Enter Divisia money, named after French economist François Divisia, a measure championed by economist William Barnett and quantified and published monthly by the Center for Financial Stability (CFS) as “CFS Divisia Monetary Data.”

In a nutshell, CFS Divisia measurements compute money in the economy according to the ease that it can be spent. This makes sense: cash in your pocket will buy you a sandwich, but your Certificate of Deposit will not, at least until you cash it, transfer the proceeds to your bank account and take them from an ATM. Despite being considered highly liquid instruments, CDs should rank below cash in terms of liquidity and be weighed accordingly.

Complicating matters, cash may not be the most liquid instrument, since you cannot use your $10 bill to buy anything on Amazon
AMZN
, for example, an important consideration given that 15% of all sales take place online. In the world of e-commerce, credit cards, not cash, is the currency that moves goods and services. But credit cards are not “assets” but rather “liabilities”, so they do not feature anywhere in the traditional monetary aggregates. These are the challenges that the Divisia money measured by the CFS strive to overcome.

The difference between how liquidity is calculated using traditional and Divisia methods can be dramatic. As the graph shows, CFS Divisia M4 (the broadest measure) sank in the aftermath of the financial crisis, which goes a long way to explaining the lukewarm pace of the last 10 years.

The consequences of using the wrong measure can be very serious, according to Lawrence Goodman, president and founder of CFS. He believes that Divisia money would have sounded the alarm that liquidity was growing rapidly in the quarters leading to the 2008 Financial Crisis. If policymakers had used the right tools, they would have had a chance to address it and perhaps prevent it. Likewise, the emphasis on runaway inflation and currency debasement in the crisis’ aftermath, misplaced when looked through the lens of CFS Divisia money, led to an ill-timed fiscal austerity push that could have been avoided too, thus sparing the economy from the wrong policies that led to subpar growth.

CFS Divisia money clearly indicates that, much unlike during the response to the financial crisis, liquidity today has jumped more than at any time since the Center’s records start thanks to the convergence of fiscal and monetary policy. What this means is that the potential for money to spur growth is, for the first time in years, very real.

Some will no doubt argue that while the aggregates suggest this, they don’t say much about how the liquidity is actually distributed. The possibility that liquidity may be plentiful in some pockets of the economy and not others is not trivial. Still, there is enough in these measures to suggest that GDP growth will be very strong in the quarters to come.
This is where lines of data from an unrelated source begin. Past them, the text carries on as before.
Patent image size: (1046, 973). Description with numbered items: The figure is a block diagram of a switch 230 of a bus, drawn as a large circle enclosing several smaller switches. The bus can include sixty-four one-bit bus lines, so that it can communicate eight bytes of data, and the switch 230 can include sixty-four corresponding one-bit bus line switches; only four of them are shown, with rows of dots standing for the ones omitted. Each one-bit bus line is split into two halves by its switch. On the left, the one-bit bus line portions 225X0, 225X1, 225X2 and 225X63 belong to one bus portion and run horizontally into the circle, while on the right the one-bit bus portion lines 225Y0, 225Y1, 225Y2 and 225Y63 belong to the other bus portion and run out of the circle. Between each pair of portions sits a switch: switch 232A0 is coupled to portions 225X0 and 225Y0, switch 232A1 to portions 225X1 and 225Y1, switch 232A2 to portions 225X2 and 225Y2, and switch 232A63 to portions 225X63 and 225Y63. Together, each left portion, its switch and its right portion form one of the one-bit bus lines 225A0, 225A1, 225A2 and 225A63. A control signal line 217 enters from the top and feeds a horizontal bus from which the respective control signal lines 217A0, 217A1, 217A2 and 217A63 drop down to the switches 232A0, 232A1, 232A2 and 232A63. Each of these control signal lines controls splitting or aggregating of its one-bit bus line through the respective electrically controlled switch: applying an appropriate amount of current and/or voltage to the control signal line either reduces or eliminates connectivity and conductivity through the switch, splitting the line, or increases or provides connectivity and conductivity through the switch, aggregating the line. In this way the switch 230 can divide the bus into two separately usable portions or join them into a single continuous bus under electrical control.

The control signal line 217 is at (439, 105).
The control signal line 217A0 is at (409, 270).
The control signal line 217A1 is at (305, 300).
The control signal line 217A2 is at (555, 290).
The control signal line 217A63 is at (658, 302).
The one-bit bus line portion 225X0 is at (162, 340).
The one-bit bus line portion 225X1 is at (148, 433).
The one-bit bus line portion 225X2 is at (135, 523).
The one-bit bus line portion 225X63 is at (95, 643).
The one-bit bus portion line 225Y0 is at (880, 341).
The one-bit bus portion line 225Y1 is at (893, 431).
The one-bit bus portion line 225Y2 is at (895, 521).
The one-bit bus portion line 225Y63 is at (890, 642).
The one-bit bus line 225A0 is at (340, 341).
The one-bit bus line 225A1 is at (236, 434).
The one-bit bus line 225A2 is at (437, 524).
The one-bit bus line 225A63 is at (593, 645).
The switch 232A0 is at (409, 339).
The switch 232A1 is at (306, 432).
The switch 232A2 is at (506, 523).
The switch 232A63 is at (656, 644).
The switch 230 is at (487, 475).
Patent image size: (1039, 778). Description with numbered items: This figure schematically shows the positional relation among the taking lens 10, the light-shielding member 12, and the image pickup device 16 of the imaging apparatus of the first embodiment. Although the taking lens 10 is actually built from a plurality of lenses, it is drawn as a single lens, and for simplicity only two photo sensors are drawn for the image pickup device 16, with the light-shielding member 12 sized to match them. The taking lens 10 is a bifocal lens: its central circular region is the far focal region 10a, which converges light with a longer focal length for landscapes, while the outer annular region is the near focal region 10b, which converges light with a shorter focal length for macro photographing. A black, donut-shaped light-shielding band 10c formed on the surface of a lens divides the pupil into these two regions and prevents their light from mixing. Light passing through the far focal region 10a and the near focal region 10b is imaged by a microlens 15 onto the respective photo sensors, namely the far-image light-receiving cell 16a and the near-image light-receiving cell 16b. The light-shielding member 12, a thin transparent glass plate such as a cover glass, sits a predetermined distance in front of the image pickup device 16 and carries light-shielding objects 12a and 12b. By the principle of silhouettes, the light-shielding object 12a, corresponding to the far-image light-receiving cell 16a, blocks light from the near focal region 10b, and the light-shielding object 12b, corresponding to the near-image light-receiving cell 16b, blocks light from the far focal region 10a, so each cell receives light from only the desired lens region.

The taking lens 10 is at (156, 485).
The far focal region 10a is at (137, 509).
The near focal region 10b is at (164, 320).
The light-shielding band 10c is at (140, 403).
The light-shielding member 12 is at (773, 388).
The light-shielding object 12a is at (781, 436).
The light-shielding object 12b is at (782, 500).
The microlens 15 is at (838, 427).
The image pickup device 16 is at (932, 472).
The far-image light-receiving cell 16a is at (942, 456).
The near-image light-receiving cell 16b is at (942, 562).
If so, the stronger output is likely to turbocharge corporate earnings, making the medium-term outlook for stocks very promising even when to some they may look stretched. The counter-argument is that the aggregates also suggest, unlike in 2008, the possibility of inflation. This means that there will be a tug-of-war between the support for stock prices provided by stronger earnings and the drag imposed by higher interest rates, which usually depress multiples and dividend-discount models.  

It is too early to say if inflation could become such a problem. The Fed has indicated that they are willing to risk some inflation overshooting, and this may cause some bouts of stock market volatility in the quarters to come. But the Fed also has effective tools to deal with higher prices (more so, in fact, than dealing with deflation) and our guess is that a lot will have to happen before inflation becomes a real concern. Until then, it looks like market participants may be in for a nice ride on this new wave of liquidity which, this time, is real.